Co-Optimization of Network Topology and Variable Impedance Devices under Dynamic Line Ratings in Power Transmission Systems

Abstract

Power system operators are increasingly deploying Grid Enhancing Technologies (GETs) to mitigate operational challenges such as line and transformer congestion, and voltage violations. These technologies, including Network Topology Optimization (NTO), Variable Impedance Devices (VIDs), and Dynamic Line Rating (DLR), enhance system flexibility and enable better utilization of existing network assets. However, as the deployment of multiple GETs grows, effective coordination among them becomes essential to fully realize their potential benefits.

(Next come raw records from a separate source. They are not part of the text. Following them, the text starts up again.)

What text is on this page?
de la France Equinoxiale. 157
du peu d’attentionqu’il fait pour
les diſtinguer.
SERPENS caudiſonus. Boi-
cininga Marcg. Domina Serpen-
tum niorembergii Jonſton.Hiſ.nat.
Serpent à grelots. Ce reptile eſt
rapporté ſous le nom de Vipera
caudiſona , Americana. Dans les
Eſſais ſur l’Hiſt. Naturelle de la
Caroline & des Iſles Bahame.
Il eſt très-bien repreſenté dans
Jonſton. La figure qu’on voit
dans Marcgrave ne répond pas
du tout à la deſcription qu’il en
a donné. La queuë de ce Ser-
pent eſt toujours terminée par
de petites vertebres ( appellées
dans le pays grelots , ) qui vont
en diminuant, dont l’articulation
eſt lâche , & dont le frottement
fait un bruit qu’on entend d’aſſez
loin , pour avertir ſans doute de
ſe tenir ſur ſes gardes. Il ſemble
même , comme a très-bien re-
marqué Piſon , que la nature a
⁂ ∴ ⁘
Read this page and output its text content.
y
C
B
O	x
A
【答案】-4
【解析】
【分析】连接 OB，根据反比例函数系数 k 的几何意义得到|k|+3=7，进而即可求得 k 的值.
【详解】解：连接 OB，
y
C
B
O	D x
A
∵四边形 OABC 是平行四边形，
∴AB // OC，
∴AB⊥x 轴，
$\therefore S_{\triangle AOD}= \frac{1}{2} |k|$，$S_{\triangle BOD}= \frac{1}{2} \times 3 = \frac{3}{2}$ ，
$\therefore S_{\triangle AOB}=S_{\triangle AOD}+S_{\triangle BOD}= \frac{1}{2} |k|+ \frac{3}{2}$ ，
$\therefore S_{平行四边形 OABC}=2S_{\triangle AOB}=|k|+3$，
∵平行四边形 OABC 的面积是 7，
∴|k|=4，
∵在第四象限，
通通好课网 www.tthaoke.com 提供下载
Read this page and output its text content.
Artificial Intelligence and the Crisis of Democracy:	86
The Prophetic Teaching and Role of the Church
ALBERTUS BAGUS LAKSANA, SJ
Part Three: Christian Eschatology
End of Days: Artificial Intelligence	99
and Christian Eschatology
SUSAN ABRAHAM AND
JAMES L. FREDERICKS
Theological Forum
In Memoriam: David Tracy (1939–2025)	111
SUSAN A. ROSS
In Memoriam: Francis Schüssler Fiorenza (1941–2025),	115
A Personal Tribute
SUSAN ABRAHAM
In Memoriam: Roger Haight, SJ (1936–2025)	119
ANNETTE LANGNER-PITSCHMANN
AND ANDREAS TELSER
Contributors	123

This paper presents a co-optimization framework that models and coordinates NTO, VID, and DLR within a unified optimization scheme to alleviate network congestion and minimize operational costs. The NTO formulation is developed using a node-breaker model, offering finer switching granularity and improved operational flexibility. The inclusion of VIDs introduces nonlinear and non-convex relationships in the optimization problem. DLR takes into account of weather conditions, primarily wind speed and ambient temperature, enabling adaptive utilization of transmission capacity. The proposed framework is validated on standard IEEE benchmark test systems, demonstrating its effectiveness under varying numbers and placements of impedance controllers.